Especificamente em relação a acidentes envolvendo motocicletas, a taxa atingiu 6,3 mortes por 100 mil habitantes em 2023, o que equivale a alta de 12,5% ante 2022. Desde 2020, a taxa era mantida em 5,6.
O destaque negativo do índice de acidentes com motos fica flagrante também quando se observa um período de comparação mais longo: de 2013 a 2023.Mortes gerais no trânsito: recuo de 21,2 para 16,2 mortes por 100 mil habitantes – redução de 23,6%;
mortes com motocicletas: aumento de 6 para 6,3 mortes por 100 mil habitantes – alta de 5% (chegou a cair para 5,3 em 2019)

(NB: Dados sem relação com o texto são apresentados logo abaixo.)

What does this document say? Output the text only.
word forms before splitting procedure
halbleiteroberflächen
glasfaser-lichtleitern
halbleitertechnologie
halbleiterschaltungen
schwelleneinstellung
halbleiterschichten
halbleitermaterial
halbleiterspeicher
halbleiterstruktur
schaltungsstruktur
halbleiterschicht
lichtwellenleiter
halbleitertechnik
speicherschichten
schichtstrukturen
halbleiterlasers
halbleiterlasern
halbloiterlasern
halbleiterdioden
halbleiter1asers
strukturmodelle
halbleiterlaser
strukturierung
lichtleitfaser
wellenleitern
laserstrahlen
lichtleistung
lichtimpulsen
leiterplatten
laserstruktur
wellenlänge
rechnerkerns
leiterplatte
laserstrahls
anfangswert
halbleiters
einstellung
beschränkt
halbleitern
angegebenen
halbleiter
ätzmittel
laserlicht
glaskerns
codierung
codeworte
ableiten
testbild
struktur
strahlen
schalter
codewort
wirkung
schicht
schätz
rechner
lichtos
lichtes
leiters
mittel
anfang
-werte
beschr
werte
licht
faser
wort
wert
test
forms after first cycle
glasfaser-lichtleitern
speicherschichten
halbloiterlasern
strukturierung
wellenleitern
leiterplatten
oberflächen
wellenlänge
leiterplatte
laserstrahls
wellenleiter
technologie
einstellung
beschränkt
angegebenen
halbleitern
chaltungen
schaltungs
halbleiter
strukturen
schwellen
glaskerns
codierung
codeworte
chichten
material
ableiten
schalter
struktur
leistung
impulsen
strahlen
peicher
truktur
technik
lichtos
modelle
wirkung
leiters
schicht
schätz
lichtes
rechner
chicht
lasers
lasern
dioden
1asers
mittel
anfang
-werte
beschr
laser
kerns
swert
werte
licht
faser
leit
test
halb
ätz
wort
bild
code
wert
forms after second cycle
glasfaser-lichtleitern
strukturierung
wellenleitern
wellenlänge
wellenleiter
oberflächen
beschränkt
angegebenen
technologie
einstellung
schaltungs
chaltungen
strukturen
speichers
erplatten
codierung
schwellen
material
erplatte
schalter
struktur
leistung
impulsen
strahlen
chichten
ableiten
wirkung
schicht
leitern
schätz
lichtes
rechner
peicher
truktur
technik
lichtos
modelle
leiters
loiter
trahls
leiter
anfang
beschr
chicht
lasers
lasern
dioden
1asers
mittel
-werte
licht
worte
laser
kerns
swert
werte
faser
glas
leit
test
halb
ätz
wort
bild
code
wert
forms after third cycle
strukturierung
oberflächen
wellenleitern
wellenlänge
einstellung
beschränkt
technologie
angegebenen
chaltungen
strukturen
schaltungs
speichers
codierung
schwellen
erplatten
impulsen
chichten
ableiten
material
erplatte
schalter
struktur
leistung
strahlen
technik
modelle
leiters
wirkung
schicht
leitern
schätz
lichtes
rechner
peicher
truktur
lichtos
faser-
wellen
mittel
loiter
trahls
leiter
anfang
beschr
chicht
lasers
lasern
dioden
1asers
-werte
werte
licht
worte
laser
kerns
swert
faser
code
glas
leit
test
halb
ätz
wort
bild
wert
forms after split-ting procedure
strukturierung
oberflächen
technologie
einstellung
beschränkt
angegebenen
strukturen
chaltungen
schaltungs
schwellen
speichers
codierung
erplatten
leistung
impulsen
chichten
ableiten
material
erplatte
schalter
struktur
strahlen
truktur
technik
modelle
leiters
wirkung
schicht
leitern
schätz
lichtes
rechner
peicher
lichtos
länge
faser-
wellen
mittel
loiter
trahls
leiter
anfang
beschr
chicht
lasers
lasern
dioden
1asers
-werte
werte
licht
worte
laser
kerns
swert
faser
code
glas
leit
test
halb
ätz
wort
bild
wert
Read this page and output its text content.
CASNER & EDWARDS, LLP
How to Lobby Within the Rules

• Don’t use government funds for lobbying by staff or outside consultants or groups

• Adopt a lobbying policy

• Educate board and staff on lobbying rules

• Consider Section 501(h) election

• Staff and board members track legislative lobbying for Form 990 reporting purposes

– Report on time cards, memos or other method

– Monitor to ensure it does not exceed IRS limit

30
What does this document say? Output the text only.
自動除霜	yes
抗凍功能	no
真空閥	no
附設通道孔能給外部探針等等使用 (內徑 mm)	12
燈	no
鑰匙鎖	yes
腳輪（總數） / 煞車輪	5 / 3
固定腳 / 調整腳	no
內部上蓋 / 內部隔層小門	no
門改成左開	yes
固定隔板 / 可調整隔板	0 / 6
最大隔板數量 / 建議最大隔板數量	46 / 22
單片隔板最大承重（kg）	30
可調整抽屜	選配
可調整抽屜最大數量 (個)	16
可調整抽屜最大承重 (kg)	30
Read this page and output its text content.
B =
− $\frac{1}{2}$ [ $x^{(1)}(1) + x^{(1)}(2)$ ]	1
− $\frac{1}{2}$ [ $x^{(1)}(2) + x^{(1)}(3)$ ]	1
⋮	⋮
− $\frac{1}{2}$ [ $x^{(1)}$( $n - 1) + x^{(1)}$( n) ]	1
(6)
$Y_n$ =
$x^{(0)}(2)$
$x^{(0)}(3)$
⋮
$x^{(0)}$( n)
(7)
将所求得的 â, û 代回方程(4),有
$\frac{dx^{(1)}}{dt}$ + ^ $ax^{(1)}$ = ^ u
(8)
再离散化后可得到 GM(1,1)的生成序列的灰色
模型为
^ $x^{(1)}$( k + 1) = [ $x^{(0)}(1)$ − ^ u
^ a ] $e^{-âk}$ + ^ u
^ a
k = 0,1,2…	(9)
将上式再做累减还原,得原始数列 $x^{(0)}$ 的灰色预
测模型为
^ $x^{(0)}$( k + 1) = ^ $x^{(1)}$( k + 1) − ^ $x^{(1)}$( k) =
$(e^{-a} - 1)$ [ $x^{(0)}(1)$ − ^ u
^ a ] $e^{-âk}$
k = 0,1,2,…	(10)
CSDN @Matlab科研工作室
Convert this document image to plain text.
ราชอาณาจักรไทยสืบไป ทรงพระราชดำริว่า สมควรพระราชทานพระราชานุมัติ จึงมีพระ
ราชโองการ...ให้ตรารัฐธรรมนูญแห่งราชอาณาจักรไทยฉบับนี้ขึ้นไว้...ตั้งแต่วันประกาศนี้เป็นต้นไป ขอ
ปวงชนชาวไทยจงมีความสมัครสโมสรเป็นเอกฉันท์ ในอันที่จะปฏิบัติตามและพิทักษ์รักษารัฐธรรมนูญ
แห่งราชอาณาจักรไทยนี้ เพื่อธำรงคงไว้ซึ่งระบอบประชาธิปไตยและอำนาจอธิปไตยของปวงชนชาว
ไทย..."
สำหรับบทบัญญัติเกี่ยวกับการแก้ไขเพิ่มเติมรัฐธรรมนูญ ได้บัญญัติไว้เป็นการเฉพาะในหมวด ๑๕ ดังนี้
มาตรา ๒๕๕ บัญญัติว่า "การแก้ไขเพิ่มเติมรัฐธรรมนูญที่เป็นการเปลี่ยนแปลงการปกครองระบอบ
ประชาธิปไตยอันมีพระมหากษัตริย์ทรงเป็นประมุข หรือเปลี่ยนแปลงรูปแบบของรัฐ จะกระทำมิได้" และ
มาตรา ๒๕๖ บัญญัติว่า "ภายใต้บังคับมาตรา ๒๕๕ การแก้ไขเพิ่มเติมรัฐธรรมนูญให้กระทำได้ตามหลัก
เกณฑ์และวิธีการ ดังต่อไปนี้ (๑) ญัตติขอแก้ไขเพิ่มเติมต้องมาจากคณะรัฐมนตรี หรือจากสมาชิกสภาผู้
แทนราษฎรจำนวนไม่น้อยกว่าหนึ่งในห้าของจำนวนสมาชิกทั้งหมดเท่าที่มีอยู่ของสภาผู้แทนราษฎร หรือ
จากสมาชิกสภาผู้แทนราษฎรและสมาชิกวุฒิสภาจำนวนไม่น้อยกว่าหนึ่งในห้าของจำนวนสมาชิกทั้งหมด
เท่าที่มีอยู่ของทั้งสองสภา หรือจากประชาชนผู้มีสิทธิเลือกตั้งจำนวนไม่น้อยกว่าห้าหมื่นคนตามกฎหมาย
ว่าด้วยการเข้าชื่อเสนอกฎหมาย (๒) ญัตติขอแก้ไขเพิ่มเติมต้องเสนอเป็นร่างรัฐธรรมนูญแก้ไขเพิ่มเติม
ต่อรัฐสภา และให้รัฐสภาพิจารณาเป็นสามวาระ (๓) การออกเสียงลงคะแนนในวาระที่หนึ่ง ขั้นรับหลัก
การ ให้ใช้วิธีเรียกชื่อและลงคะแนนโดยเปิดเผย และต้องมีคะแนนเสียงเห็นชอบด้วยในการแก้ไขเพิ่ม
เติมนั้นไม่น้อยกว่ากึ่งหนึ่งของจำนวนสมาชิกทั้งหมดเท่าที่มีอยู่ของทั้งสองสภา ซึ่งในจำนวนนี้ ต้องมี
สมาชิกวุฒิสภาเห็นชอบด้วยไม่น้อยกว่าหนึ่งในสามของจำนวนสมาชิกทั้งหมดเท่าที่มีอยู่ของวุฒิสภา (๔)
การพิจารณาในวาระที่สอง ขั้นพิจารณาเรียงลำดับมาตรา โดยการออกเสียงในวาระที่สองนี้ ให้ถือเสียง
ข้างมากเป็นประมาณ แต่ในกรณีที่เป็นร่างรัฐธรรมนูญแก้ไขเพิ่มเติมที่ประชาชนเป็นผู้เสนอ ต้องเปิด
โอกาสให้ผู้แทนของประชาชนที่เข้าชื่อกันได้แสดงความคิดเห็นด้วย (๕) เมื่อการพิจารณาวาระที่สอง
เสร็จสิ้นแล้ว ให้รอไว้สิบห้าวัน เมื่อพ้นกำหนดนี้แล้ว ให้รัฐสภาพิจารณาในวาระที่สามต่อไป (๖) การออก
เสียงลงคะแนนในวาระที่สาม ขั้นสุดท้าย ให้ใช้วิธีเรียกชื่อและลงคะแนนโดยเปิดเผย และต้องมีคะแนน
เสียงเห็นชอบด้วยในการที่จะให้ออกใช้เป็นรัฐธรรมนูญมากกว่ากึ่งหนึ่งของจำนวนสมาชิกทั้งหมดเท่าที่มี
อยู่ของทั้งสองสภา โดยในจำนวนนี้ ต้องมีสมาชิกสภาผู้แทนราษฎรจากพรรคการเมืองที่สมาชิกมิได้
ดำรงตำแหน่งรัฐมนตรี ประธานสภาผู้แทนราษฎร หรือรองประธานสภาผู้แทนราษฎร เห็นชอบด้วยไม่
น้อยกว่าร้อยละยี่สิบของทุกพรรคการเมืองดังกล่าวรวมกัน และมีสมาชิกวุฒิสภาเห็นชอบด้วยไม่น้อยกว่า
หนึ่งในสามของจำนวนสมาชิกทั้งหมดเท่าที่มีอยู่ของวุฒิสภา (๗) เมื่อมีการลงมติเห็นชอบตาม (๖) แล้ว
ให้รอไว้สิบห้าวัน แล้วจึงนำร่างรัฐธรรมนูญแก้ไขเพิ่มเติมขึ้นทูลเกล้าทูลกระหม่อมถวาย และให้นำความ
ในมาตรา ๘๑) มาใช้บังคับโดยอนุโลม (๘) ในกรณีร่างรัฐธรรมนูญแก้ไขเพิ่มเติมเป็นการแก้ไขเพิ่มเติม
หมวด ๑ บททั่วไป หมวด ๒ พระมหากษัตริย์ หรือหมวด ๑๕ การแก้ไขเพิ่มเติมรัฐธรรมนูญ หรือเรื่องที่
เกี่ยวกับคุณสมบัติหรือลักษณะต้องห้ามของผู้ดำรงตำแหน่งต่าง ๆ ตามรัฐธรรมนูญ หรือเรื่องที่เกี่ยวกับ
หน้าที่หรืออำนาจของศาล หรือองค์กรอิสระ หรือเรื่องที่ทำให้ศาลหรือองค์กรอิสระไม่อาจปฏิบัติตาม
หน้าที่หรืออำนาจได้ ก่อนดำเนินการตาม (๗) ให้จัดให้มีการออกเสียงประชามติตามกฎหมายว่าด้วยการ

O anuário registrou 34,9 mil acidentes de trânsito envolvendo morte em 2023. No ano anterior foram 33,9 mil. Na série apresentada pelo Atlas da Violência, o ano com mais casos foi 2014, com quase 43,8 mil.
Já em relação ao número de acidentes com óbito que envolveram motocicletas, 2023 teve quase 13,5 mil, ante 12 mil no ano anterior. Em 2014 foram registrados 12,6 mil, pico do período de 2013 a 2023.
As informações de 2023 indicam que as motos estão envolvidas em 38,6% dos acidentes com mortes no trânsito. Essa proporção varia enormemente quando se analisam dados dos estados.
Em sete deles, os acidentes com motocicletas são mais da metade:
Piauí: 69,4%
Ceará: 59,5%
Alagoas: 58,4%
Sergipe: 57,8%
Amazonas: 57,3%
Pernambuco: 54,4%
Maranhão: 52,2%
Com informações da Agência Brasil.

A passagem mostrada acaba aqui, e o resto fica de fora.